Мы с Санькой стоим и радуемся: вона сколько у наших машин, сколько всего-всякого! Правда, того танка, о котором при немцах рассказывал Бусликов Костик, танка, у которого внутри спрятано штук десять танкеток, мы пока еще не видели. Так по нашей дороге он, может, и не пройдет, завязнет, а то и совсем провалится под землю. Запросто, ведь он поди добрую тысячу тонн весит.

Мы стоим и всматриваемся в лица солдат: может, моего или Санькиного отца увидим, может — комиссара, которого прятал от немцев покойный дед Мирон. Все может быть.
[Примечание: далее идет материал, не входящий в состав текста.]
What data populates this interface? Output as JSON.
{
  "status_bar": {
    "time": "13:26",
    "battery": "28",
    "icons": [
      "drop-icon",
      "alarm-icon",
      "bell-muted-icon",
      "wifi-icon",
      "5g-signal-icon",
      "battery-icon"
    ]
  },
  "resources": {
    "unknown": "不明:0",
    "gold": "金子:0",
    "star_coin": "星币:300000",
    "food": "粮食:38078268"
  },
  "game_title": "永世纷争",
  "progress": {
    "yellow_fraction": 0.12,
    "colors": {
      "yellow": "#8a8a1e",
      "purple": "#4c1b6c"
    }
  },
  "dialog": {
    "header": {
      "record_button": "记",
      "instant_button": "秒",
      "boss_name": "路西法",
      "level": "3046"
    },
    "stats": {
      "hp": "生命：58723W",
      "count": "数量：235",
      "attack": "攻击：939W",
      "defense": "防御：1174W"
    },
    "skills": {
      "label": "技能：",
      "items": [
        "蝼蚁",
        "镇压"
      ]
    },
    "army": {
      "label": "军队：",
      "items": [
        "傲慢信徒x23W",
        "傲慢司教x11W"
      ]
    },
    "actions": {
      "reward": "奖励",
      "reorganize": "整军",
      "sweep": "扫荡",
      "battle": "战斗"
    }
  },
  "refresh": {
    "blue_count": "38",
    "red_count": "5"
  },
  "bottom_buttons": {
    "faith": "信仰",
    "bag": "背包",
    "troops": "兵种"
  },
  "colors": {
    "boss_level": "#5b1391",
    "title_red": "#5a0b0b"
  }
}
А солдаты на нас глядят. И не столько, видно, на нас, сколько на Санькину шапку. Местами прожженная у костров, местами подранная и по швам, и по живому, выглядит она живописно — будто стог, растрепанный бурей. Этот стог все время лезет Саньке на глаза, а тот беспрерывно сдвигает его на затылке. И все это потому, что мать остригла Саньку и отцовская ушанка, которая была ему просто великовата, стала по-настоящему велика. Известное дело, он не хотел стричься, долго отбрыкивался и упирался. Тогда тетка Марфешка обозлилась и — чик-чик его, как овечку. Теперь голова у него в полосы — где голо, а где и торчит пучок.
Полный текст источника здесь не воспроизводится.